Adjacent-layer pairing

We correlate activation magnitudes at layer :math:`n{-}1` with gradient magnitudes at layer :math:`n`, not both at the same layer. That matches how GSNN propagates information: forward pass sends activations \(z^{n-1} \to z^n\) via message passing; backward pass sends gradients \(\nabla z^n \to \nabla z^{n-1}\). A missing edge \(i \to j\) should show up when upstream activity at \(i\) in layer \(n{-}1\) co-moves with downstream loss sensitivity at \(j\) in layer \(n\).

Per-pair columns in the output are named corr_a0_g1, corr_a1_g2, … (a = activation layer, g = gradient layer).

Gradient absorption (sections 4.5 and 7.1)

At convergence, if edge i → j already exists in G_partial, the model is locally optimal w.r.t. that input: when |z_i| is large, |∇_{z_j} L| is small.

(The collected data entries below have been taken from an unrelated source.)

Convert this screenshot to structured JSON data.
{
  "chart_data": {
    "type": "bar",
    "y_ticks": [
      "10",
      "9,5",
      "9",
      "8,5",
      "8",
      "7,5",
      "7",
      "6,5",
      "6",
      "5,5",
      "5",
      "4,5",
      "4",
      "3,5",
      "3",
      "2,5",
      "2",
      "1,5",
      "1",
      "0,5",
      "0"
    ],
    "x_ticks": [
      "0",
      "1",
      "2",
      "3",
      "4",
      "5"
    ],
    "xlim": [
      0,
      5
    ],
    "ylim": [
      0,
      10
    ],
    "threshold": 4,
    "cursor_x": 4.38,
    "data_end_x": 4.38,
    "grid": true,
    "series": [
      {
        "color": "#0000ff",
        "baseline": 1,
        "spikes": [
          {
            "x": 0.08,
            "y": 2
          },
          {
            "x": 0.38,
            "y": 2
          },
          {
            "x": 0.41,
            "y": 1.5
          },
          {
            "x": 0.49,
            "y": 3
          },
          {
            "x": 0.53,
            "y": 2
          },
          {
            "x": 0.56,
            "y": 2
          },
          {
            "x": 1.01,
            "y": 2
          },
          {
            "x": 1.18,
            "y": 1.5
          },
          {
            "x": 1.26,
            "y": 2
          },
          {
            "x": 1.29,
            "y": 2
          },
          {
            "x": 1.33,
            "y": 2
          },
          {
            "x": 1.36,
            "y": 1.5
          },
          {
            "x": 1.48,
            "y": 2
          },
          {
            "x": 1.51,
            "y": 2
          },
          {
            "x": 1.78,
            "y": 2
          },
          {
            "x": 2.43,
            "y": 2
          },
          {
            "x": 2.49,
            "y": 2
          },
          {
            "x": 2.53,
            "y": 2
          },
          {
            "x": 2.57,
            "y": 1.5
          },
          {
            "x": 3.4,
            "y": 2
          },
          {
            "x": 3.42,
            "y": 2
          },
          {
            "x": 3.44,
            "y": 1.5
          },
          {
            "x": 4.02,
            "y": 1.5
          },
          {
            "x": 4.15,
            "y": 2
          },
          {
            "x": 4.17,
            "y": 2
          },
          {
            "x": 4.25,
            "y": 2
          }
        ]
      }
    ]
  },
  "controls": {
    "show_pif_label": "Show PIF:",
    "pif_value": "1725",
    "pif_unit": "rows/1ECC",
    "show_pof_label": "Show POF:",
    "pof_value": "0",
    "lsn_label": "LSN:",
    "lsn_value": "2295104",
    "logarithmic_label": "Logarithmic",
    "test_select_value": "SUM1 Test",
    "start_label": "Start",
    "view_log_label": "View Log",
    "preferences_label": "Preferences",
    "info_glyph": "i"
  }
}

In-graph edges therefore tend to score near zero or negative, not high. This is expected and informative — the score highlights missing-but-useful edges, not edges the model already uses.

Partial correlation (`score='partial'`)

The plain Pearson score above suffers from two structural confounds: transitive paths (i → k → j makes i → j look high through k) and common upstream causes (a shared driver u → i, u → j inflates the score of an absent edge). Partial correlation conditioning on the kept parents of j directly removes the contributions of edges the model already uses. Concretely, for each target j we form \(S_j = \mathrm{parents}_{G_\mathrm{partial}}(j)\) and compute

\[\mathrm{pcorr}_b\big(\|z_i^{n-1}\|,\ \|\nabla_{z_j^n}\mathcal{L}\| \mid \{\|z_k^{n-1}\| : k \in S_j\}\big)\]

via Schur complement on the streamed (sum_xx, sum_xy, sum_x2, sum_y2) sufficient statistics — no extra forward/backward pass. The cost is one extra (P, N, N) accumulator and a small per-target solve at evaluation. p-values use Fisher-z with df = n - 3 - |S_j|. Kept-edge entries (i ∈ S_j) return NaN by construction, so in_graph rows drop out of the ranked output rather than competing with held-out candidates.

Validation

This tutorial follows the synthetic recovery protocol (section 8.1): train on G_partial ⊊ G*, score all function-function pairs, and measure whether held-out edges rank above random non-edges (ROC AUC). Within-target ranking (evaluate_target_ranking) complements global AUC: for each target with a held-out parent, it asks whether the correct source is ranked first among all candidates for that target (MRR, top@k). A random-graph control (section 8.3) is a useful next step.

Normalization

MagnitudeEdgeInferer uses pre-norm activations by default (use_pre_norm=True): magnitudes are computed after message passing (lin_in) but before layer / RMS / batch normalization. This preserves cross-sample magnitude variation even when the model is trained with norm='layer' or norm='rms'.

Post-norm magnitudes (the old behavior, use_pre_norm=False) are still misleading for per-node norms — layer and RMS explicitly rescale each node’s channels to unit scale, erasing the signal Tier 0 needs. Batch / groupbatch norms applied per channel still leave post-norm geometry somewhat usable, but pre-norm is the safer default for all norm types.

Next steps

If AUC is at chance, try scoring from an earlier training checkpoint (before full convergence) or escalate to Tier 2 (learned scalar dual encoder). If AUC is strong, Tier 0 may be sufficient as a scalable screen before multivariate verification.